FD-3: Full Market Discovery (Ring 3)
Ch. 60: Without specifying a country, suggest the best markets based on product alone. Market context table supports this.
FD-4: Country Playbooks (Ring 3)
Ch. 62: Structured country guides. Extended version of the market context table.
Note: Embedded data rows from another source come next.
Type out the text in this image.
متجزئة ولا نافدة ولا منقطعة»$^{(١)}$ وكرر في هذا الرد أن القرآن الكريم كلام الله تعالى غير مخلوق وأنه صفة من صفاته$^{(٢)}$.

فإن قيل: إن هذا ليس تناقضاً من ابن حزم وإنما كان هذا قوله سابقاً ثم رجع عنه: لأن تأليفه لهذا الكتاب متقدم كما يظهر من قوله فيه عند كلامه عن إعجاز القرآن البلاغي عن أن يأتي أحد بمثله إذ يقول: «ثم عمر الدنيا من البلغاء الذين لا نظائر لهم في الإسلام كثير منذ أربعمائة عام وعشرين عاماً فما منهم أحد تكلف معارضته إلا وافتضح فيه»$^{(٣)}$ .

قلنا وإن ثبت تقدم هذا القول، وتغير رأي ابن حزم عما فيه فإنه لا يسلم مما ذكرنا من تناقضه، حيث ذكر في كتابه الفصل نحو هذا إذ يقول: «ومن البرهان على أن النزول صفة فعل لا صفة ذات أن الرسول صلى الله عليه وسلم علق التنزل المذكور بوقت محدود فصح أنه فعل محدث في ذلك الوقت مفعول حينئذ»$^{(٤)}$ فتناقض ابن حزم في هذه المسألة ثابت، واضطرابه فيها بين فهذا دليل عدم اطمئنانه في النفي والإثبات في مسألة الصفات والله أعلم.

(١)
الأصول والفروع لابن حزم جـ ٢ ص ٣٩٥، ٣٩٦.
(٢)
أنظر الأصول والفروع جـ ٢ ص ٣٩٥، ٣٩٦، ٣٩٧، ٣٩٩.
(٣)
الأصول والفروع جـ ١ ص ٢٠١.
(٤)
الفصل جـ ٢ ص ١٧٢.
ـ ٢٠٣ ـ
FD-5: Import Data Integration (Ring 3+)
Ch. 61: Real import statistics integration. Requires an external data source.
FD-6: Vector DB (Ring 4)
Embedding-based search for company similarity. Enhances dedup and “similar companies” features.
Atomic Tasks
| # | Task | Ring | Size |
|---|---|---|---|
| PIPE-1 | Extend lib/discovery/types.ts — IProductAnalysis, IMarketContext, IQuerySet, IPipelineConfig | R2 | Small |
| PIPE-2 | export_ai_market_context table + RLS + index | R2 | Migration |
| PIPE-3 | lib/discovery/market-context.ts — cache lookup + AI call + DB save | R2 | Medium |
| PIPE-4 | lib/prompts/discovery-prompts.ts — 3-group prompt builder | R2 | Large |
| PIPE-5 | lib/discovery/stages/product-analysis.ts — CALL 1 | R2 | Medium |
| PIPE-6 | lib/discovery/stages/search.ts — CALL 2 (multi-source + multi-lang) | R2 | Large |
| PIPE-7 | lib/discovery/stages/enrich.ts — CALL 3 (extract + classify + enrich) | R2 | Large |
| PIPE-8 | lib/discovery/dedup.ts — domain + fuzzy name + DB cross-ref | R2 | Medium |
| PIPE-9 | lib/discovery/stages/evaluate.ts — confidence + FitScore + ranking | R2 | Medium |
| PIPE-10 | lib/discovery/feedback.ts — feedback lookup + prompt inject + score | R2 | Medium |
| PIPE-11 | lib/discovery/stages/activate.ts — configurable auto-headhunt | R2 | Medium |
| PIPE-12 | lib/discovery/pipeline.ts — 5-phase orchestrator | R2 | Large |
| PIPE-13 | Update lib/scoring/fitScore.ts — market context + feedback factors | R2 | Medium |
| PIPE-14 | Update app/api/discover/route.ts — delegate to new pipeline | R2 | Small |
| PIPE-15 | Pipeline latency + accuracy tracking (ai_job_runs integration) | R2 | Medium |
| PIPE-16 | companies.lower(name) index + feedback index | R2 | Migration |